What it does in a formula
Bisabolol does three things on the skin. First, it is anti-inflammatory — it suppresses inflammatory signalling at the cellular level and reduces redness from irritation, UV exposure, and chemical irritation. Second, it is a mild penetration enhancer — it helps other actives in the formula reach the skin more effectively. Third, it has a small antimicrobial effect, which contributes to formula resilience.
The combination of soothing and penetration enhancement is why bisabolol shows up in active serums (alongside retinol, vitamin C, or AHAs) as a “calming co-active.” It reduces the irritation that those actives can cause while helping them work better.
It is well-tolerated by sensitive skin and is one of the rare ingredients that is both effective and gentle.
How to use
Add to the oil phase or to the cool-down (below 40 C). Bisabolol tolerates heat-and-hold to 80 C without degradation.
Usage rates by product type:
- Face serums (calming): 0.2-1%
- Face creams (sensitive): 0.2-0.5%
- Eye creams: 0.1-0.5%
- Active serums (paired with retinol/AHA): 0.5-1% (irritation reducer)
- After-sun balms: 0.3-1%
- Baby balms and post-procedure products: 0.2-0.5%
- Lip balms (medicated feel): 0.2-0.5%
Best for / Worst for
Best for: sensitive, reactive, and inflammation-prone skin, post-procedure care, after-sun products, baby and toddler formulas, “calming co-active” alongside potential irritants like retinol or AHAs.
Worst for: budget formulas where every ingredient must earn its keep on its own (bisabolol is a quiet helper, not a hero), products where you want a strong visible result from this one ingredient alone.
Common pitfalls
Overdosing. More is not better. Above 1% bisabolol does not deliver more benefit and may slightly affect formula feel (the oily texture becomes detectable). Stay in the 0.2-0.5% range for most formulas.
Confusing natural and synthetic. Pharmaceutical-grade synthetic bisabolol is more consistent and pure than some natural extracts. Both work.

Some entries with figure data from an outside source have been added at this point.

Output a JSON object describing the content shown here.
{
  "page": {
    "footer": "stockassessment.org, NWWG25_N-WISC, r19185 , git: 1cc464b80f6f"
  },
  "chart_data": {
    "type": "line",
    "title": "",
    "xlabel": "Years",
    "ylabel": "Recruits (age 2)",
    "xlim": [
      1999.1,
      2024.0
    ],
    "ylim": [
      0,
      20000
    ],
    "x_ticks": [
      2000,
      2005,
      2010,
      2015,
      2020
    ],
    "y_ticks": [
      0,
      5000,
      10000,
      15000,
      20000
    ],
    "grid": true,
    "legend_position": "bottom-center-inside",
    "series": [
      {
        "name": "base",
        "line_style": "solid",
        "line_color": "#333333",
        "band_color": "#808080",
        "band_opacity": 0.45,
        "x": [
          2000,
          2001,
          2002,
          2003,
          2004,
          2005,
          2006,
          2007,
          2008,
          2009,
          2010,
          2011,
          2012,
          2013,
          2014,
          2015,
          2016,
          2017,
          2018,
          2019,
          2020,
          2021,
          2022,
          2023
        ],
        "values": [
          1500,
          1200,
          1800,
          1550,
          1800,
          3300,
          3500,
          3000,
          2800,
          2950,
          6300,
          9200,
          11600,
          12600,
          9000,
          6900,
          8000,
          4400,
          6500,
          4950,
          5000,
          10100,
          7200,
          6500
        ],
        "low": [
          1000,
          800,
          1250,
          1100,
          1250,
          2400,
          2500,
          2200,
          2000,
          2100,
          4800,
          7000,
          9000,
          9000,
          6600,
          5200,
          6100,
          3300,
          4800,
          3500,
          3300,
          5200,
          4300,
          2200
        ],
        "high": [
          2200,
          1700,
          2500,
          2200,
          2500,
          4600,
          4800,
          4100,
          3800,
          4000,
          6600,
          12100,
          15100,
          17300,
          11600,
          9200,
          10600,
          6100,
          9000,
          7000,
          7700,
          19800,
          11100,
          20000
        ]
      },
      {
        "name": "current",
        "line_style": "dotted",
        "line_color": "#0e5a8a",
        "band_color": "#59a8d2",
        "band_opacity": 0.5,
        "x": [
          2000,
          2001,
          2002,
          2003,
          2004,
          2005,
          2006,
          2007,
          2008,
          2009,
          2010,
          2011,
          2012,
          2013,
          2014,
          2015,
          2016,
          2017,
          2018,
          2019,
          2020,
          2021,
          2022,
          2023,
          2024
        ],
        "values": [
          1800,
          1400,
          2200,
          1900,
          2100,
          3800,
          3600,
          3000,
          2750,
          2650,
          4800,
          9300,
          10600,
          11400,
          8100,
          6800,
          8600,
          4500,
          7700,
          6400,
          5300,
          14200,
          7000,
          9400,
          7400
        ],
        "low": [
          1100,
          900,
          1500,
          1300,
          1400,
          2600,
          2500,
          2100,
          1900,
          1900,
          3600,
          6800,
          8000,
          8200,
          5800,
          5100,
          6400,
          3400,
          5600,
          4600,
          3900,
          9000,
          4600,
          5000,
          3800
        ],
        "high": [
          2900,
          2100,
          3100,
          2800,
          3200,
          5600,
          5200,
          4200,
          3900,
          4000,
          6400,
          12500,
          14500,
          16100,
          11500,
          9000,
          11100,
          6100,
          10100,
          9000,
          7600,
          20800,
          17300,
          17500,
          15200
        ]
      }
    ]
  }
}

Pick based on your brand positioning and cost.
Solubility confusion. Bisabolol is oil-soluble. Adding it to a water-only product (toner, hydrosol mist) will not work without a solubilizer. For water-based products, use a polysorbate, decyl glucoside, or other solubilizer at 3-5x the bisabolol weight.
Substitutes
- Allantoin — different chemistry, similar calming role, water-soluble.
- Centella asiatica extract — different active, similar redness-calming positioning.
- Panthenol — different role (humectant + soothing), works alongside bisabolol.
- Chamomile extract — natural source of similar molecules at lower concentration.